Ooh, I have 3 of them! One of them is an unmentionable festival event where the stage was stormed by a drunken man in a wheelchair! But I won’t go into that! Another moment was when I was on my way with Goga to a festival in Portland. There was 4 of us in the troupe at the time and we were doing long form. Two of us got the flu so myself and Pam Man, who is an incredible improviser, had to do a two hander show. We did this dark, horribly disgusting mother daughter scene involving dental floss, but it was a beautiful moment! The third one doesn’t technically qualify as pure improv but I used to do a show in Seattle that ran for 10 years called The Wingding. Thats where Mrs. Nellie Murphy first got to strut her stuff.
What was the most memorable show or performer you have watched?
Another hard question! There are so many. There was a show in Portland called All Jane, No Dick who are another incredible all female troupe. I also have to mentioned Bassprov, by my friends Joe Bill and Mark Sutton which is two men in boat drinking beer and fishing! They don’t actually fish but they do drink beer!
What 2 bits of advice would you give an improviser in Ireland?
Share the love and keep on trucking! [laughs]
What does the future hold for you and what does the future hold for improv in Ireland?
I’m going to continue to do what I do and work with very cool people all over Ireland. I think the future of improv in Ireland is a bright one. I think the ideal is that groups see what each other are doing rather than holding on to their tiny corners of the country! Work together and get Ireland on the map as a centre for improv because we have so many skills in storytelling and character.

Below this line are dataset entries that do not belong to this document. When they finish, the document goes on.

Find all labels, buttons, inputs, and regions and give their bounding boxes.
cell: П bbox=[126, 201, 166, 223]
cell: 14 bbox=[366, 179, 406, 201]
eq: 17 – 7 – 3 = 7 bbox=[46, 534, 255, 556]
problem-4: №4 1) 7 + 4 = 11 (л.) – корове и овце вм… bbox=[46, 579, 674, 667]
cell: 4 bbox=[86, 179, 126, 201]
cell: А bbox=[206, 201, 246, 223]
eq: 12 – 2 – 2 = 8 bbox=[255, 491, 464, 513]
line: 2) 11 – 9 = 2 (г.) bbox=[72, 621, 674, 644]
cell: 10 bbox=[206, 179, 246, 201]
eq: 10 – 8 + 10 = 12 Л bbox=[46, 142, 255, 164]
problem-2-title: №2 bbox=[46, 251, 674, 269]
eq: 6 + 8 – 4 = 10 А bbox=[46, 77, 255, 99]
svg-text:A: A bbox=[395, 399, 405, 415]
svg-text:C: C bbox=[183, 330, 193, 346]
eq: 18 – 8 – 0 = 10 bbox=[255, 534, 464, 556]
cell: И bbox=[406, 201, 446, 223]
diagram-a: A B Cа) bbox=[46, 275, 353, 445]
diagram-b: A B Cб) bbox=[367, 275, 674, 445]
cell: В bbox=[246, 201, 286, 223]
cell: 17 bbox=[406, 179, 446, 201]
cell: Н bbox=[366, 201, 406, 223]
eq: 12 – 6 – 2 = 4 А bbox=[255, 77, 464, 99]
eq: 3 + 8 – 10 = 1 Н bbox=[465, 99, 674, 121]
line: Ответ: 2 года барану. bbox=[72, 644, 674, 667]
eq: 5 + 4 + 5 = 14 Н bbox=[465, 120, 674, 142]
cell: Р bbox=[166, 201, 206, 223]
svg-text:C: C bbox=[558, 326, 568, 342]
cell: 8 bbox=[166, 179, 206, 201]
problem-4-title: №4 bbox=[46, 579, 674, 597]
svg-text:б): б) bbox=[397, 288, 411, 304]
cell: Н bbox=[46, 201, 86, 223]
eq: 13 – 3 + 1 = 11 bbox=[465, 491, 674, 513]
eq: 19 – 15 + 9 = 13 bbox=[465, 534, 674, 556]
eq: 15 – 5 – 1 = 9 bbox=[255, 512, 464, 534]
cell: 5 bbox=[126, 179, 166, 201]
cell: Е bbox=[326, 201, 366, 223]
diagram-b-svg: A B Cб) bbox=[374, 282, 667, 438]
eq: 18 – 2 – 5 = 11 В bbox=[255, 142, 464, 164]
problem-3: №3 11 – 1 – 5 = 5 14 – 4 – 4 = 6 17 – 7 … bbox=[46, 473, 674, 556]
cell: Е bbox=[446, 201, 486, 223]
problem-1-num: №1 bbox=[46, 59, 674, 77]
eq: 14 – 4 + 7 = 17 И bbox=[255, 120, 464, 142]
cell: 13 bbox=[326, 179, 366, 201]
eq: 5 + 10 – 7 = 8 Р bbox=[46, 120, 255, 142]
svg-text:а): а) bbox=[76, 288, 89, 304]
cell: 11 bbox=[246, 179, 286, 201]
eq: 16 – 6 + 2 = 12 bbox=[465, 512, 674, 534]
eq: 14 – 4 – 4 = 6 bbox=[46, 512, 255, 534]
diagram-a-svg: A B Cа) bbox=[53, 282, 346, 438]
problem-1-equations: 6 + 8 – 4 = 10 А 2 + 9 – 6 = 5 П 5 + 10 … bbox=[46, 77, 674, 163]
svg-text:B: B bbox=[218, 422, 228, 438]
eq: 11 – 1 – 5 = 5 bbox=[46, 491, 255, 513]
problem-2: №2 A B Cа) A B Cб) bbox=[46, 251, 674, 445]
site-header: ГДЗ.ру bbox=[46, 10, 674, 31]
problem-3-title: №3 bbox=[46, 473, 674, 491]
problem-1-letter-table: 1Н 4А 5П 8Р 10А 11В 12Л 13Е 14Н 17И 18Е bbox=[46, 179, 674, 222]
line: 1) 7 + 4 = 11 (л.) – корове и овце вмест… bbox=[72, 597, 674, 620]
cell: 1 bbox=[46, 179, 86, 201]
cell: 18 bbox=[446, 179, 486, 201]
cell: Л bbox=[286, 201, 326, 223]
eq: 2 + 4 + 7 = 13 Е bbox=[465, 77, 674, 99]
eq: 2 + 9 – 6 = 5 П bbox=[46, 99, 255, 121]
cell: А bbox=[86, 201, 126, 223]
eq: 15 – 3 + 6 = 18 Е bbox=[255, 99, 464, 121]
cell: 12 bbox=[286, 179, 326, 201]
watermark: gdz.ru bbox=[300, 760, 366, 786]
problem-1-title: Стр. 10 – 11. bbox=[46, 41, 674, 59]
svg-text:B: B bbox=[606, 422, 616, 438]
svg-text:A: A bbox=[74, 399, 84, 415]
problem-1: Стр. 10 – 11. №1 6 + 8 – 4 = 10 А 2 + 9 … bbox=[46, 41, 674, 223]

Tell me something about yourself unrelated to improv that not alot of people know.
[Long pause and much laughing]
I like hitchhiking! No, not alot of people know that I like humming the theme tune from the cartoon Bod.
Will you hum it now?
Órla’s troupe, The Sky Babies, will be performing in the Galways Fringe on Wednesday 24th July at 8pm in the Townhouse Bar. Admission €7/€5. I have the pleasure of guest performing on the night too.